The Multnomah County Board of Commissioners approved a plan to proceed with retrofitting a vacant building on Southeast Sandy Boulevard to turn it into a deflection center where people arrested for drug possession can go if they agree to take steps toward treatment.

The vote, following hours of testimony and debate, was 3–2. County Chair Jessica Vega Pederson voted for the plan, along with Commissioners Jesse Beason and Lori Stegmann. Commissioners Sharon Meieran and Julia Brim Edwards voted against.

“We have a building that needs building,” Beason said during the debate.

Construction is expected to cost as much as $2 million. The vote was one of the few chances for commissioners to determine the fate of the deflection center, plans for which are being worked out in closed-door meetings among County Chair Jessica Vega Pederson, District Attorney Mike Schmidt, DA-elect Nathan Vasquez, Portland Police Chief Bob Day, and others.

Residents of the Buckman neighborhood, where the center will be located, used public testimony time to rail against the plan, calling it dangerous and incomplete. Many of the people opposing the plan were parents of children at Escuela Viva, a preschool a block and a half away from the site of the deflection center.

“I am deeply concerned that without a rigorous plan in place, opening the center will invite a flood of fentanyl use and sale into the blocks immediately surrounding the center, including the sidewalks adjacent to the Escuela Viva parking lot and playground,” said David Watnick, the parent of a 3-year-old at the school. “I lose sleep at night worrying about the safety of my children, fearful that they might inadvertently ingest fentanyl while playing outside at school after the deflection center opens.”
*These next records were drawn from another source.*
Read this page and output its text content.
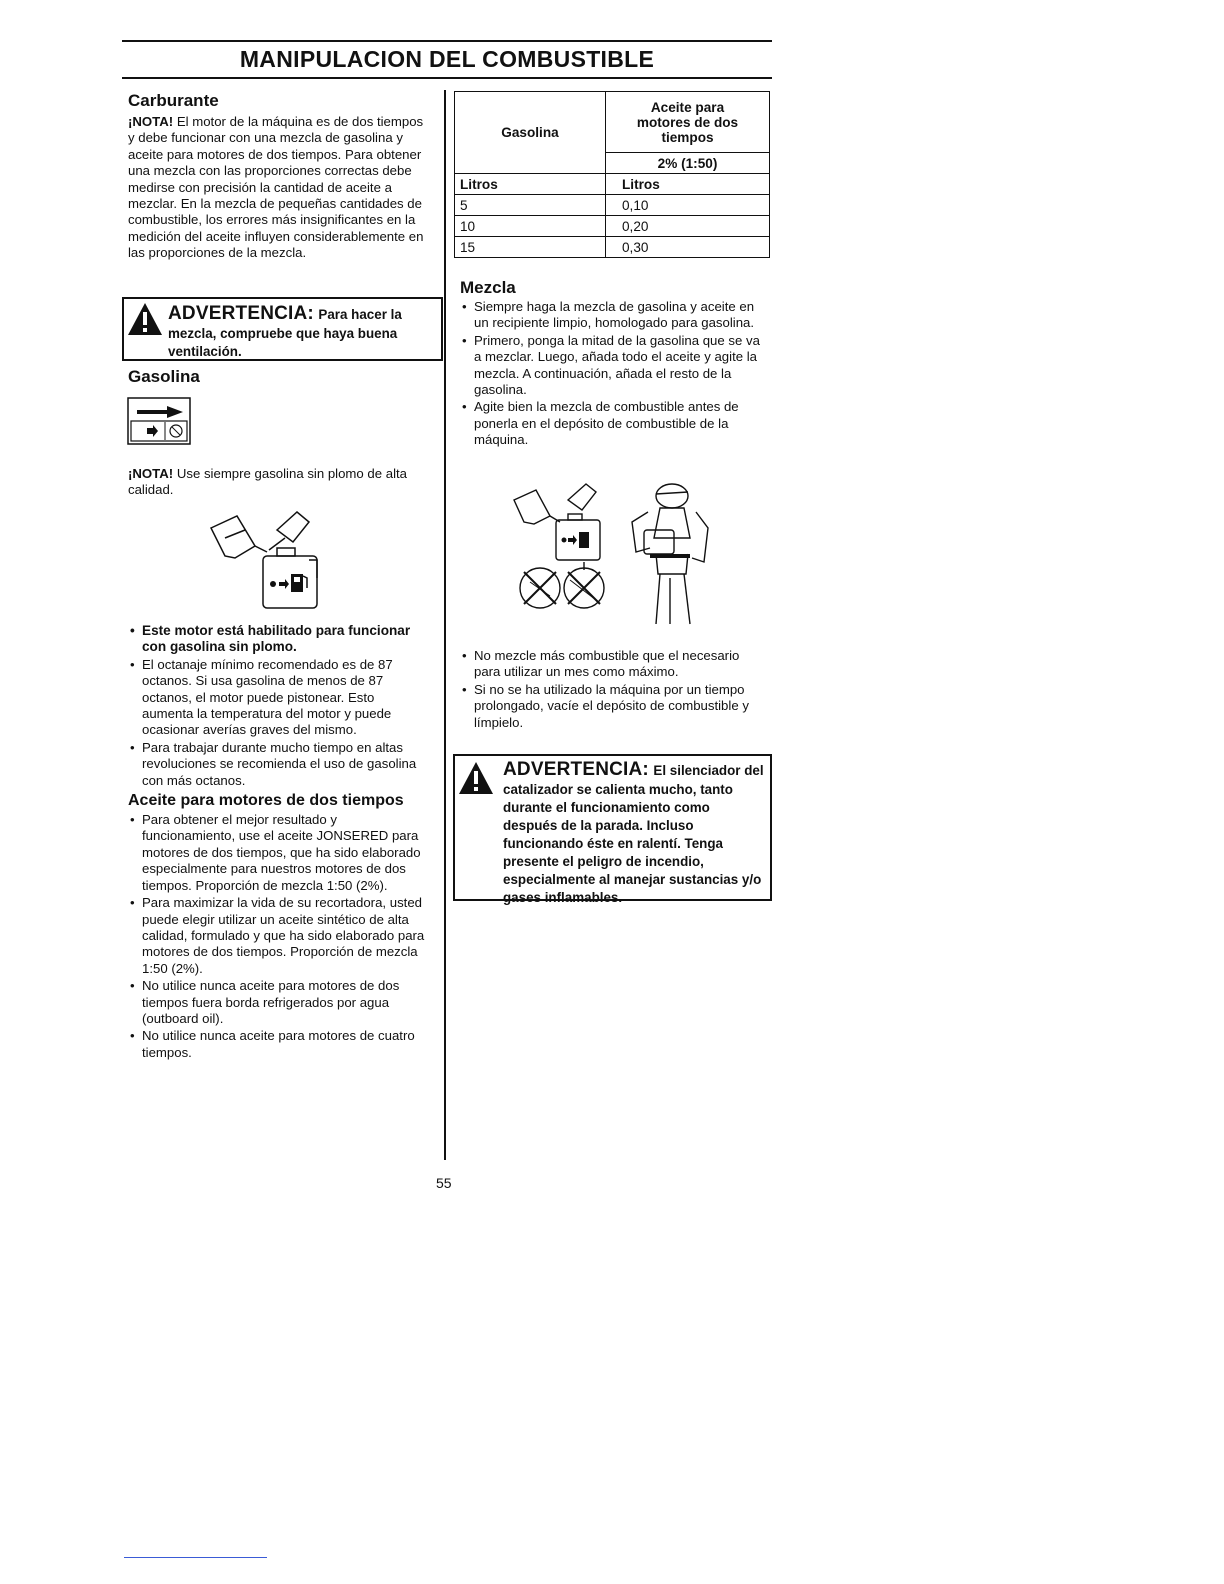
MANIPULACION DEL COMBUSTIBLE

Carburante

¡NOTA! El motor de la máquina es de dos tiempos y debe funcionar con una mezcla de gasolina y aceite para motores de dos tiempos. Para obtener una mezcla con las proporciones correctas debe medirse con precisión la cantidad de aceite a mezclar. En la mezcla de pequeñas cantidades de combustible, los errores más insignificantes en la medición del aceite influyen considerablemente en las proporciones de la mezcla.

ADVERTENCIA: Para hacer la mezcla, compruebe que haya buena ventilación.

Gasolina

¡NOTA! Use siempre gasolina sin plomo de alta calidad.

• Este motor está habilitado para funcionar con gasolina sin plomo.
• El octanaje mínimo recomendado es de 87 octanos. Si usa gasolina de menos de 87 octanos, el motor puede pistonear. Esto aumenta la temperatura del motor y puede ocasionar averías graves del mismo.
• Para trabajar durante mucho tiempo en altas revoluciones se recomienda el uso de gasolina con más octanos.

Aceite para motores de dos tiempos

• Para obtener el mejor resultado y funcionamiento, use el aceite JONSERED para motores de dos tiempos, que ha sido elaborado especialmente para nuestros motores de dos tiempos. Proporción de mezcla 1:50 (2%).
• Para maximizar la vida de su recortadora, usted puede elegir utilizar un aceite sintético de alta calidad, formulado y que ha sido elaborado para motores de dos tiempos. Proporción de mezcla 1:50 (2%).
• No utilice nunca aceite para motores de dos tiempos fuera borda refrigerados por agua (outboard oil).
• No utilice nunca aceite para motores de cuatro tiempos.
Gasolina	Aceite para motores de dos tiempos
	2% (1:50)
Litros	Litros
5	0,10
10	0,20
15	0,30

Mezcla

• Siempre haga la mezcla de gasolina y aceite en un recipiente limpio, homologado para gasolina.
• Primero, ponga la mitad de la gasolina que se va a mezclar. Luego, añada todo el aceite y agite la mezcla. A continuación, añada el resto de la gasolina.
• Agite bien la mezcla de combustible antes de ponerla en el depósito de combustible de la máquina.
• No mezcle más combustible que el necesario para utilizar un mes como máximo.
• Si no se ha utilizado la máquina por un tiempo prolongado, vacíe el depósito de combustible y límpielo.
ADVERTENCIA: El silenciador del catalizador se calienta mucho, tanto durante el funcionamiento como después de la parada. Incluso funcionando éste en ralentí. Tenga presente el peligro de incendio, especialmente al manejar sustancias y/o gases inflamables.
55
The Oregon Legislature introduced the term “deflection” in House Bill 4002, passed in March, which recriminalized possession of small amounts of drugs, overturning a central plank of Measure 110. As a condition of that, the Legislature asked counties to take steps to keep drug users out of the criminal justice system, as Measure 110 intended.

Recriminalization starts Sept. 1. The legislation sets no deadline for setting up deflection services, but Vega Pederson has said that the county intends to have some in place by then.

“Former Majority Leader Senator Kate Lieber, the co-chair of the HB 4002 committee, was very clear that she expected the county to be ready with such an option as soon as possible, because people are going to be arrested on Sept. 1 and they need a place to go,” a county spokesman said in an email.

Nor does the legislation require that a center be opened. Mobile units could intercept people who are willing to accept deflection in lieu of incarceration, Commissioner Meieran said.

That idea appealed to Buckman residents, who clapped for the proposal.

“When I heard about the plan to open a deflection center just 450 feet from our school, I was shocked,” said Miles Rooklyn, a parent of two children at Escuela Viva. “I urge the county board to delay the opening of the deflection center until a detailed operational plan, developed with authentic community involvement and input, can be approved.”

Chair Vega Pederson said she understood people’s concerns and assured residents that the county would look out for their safety and continue to tune the deflection plan.

“I understand the frustration with not having all the information we’d like to have as this moves forward,” Vega Pederson said. “You have my commitment to continue working with the community.”